Dans le monde entier, sept personnes ont été déclarées probablement guéries ou en rémission durable de l’infection par le VIH. Six d’entre elles ont reçu une greffe de moelle porteuse de la mutation CCR5 delta 32, pour le traitement d’un cancer du sang. Mais en Suisse, le cas de Romuald est quelque peu différent. Ce patient a subi une greffe de moelle osseuse non porteuse d’une mutation génétique.
A ce jour, sept personnes sont déclarées probablement guéries ou en rémission durable de l’infection par le VIH. Ces patients ont été traités à Berlin (2), Düsseldorf, Londres, New York, City of Hope et Genève. Ils ont tous reçu une greffe de moelle porteuse de la mutation CCR5 delta 32, pour le traitement d’un cancer du sang. Cette mutation génétique rend les cellules naturellement résistantes au VIH.
Une découverte publiée dans la revue scientifique Nature Medicine
Mais le sixième patient (il y a eu un après lui), suivi aux Hôpitaux universitaires de Genève (HUG), est le premier à connaître une rémission durable de l’infection après une greffe de moelle osseuse non porteuse de la mutation génétique CCR5 delta 32. Cette découverte a été publiée dans la revue scientifique Nature Medicine. Elle a été menée par la Pre Alexandra Calmy, médecin adjointe agrégée, responsable de l’Unité VIH du service des maladies infectieuses aux HUG, et par le Pr Asier Sáez-Cirión, responsable de l’unité Réservoirs viraux et contrôle immunitaire à l’Institut Pasteur (Paris).

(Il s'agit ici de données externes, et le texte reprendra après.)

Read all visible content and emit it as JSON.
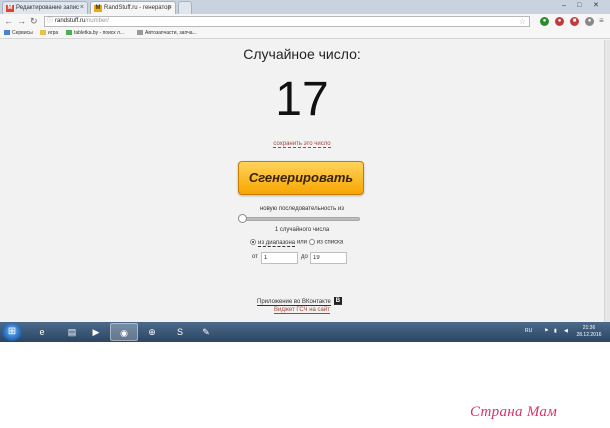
{
  "browser": {
    "tabs": [
      {
        "label": "Редактирование запис",
        "favicon": "M",
        "favicon_color": "#e0452b",
        "active": false
      },
      {
        "label": "RandStuff.ru - генератор",
        "favicon": "M",
        "favicon_color": "#f2a900",
        "active": true
      }
    ],
    "url_host": "randstuff.ru",
    "url_path": "/number/",
    "bookmarks": [
      "Сервисы",
      "игра",
      "tabletka.by - поиск л...",
      "Автозапчасти, запча..."
    ]
  },
  "page": {
    "heading": "Случайное число:",
    "result": "17",
    "save_link": "сохранить это число",
    "generate_label": "Сгенерировать",
    "sequence_label": "новую последовательность из",
    "count_text": "1 случайного числа",
    "mode_range": "из диапазона",
    "mode_or": "или",
    "mode_list": "из списка",
    "selected_mode": "из диапазона",
    "from_label": "от",
    "from_value": "1",
    "to_label": "до",
    "to_value": "19",
    "sequence_slider_value": 1,
    "vk_link": "Приложение во ВКонтакте",
    "vk_badge": "B",
    "widget_link": "Виджет ГСЧ на сайт"
  },
  "taskbar": {
    "language": "RU",
    "time": "21:36",
    "date": "28.12.2016"
  },
  "watermark": "Страна Мам",
  "colors": {
    "accent_button": "#f7a600",
    "link": "#a5463c",
    "taskbar": "#2b4664"
  }
}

Une diminution drastique des cellules qui portaient le VIH après la greffe en 2018
Ce patient de Genève s’appelle Romuald. Il vit avec le VIH depuis le début des années 1990 et a toujours suivi un traitement antirétroviral. En 2018, pour traiter une forme particulièrement agressive de leucémie, les HUG l’avaient soumis à une greffe de cellules souches. Un mois après cette intervention, les médecins ont remarqué que les cellules sanguines du patient avaient été entièrement remplacées par celles du donneur. Il y a eu une diminution drastique des cellules qui portaient le VIH. Compte tenu des résultats, l’équipe médicale a progressivement allégé le traitement antirétroviral, avant de l’arrêter définitivement en novembre 2021.
Aucune particule virale détectée pendant les 20 mois de suivi
Les analyses réalisées pendant les 20 mois qui ont suivi l’arrêt du traitement ont permis de constater la disparition totale des particules virales. Aussi, il n’y avait ni réservoir viral activable, ni augmentation des réponses immunitaires contre le virus dans l’organisme de Romuald. Si ces preuves n’excluent pas que le VIH persiste dans le corps du patient, l’équipe scientifique note qu’il s’agit tout de même d’un cas unique de rémission de l’infection par le VIH.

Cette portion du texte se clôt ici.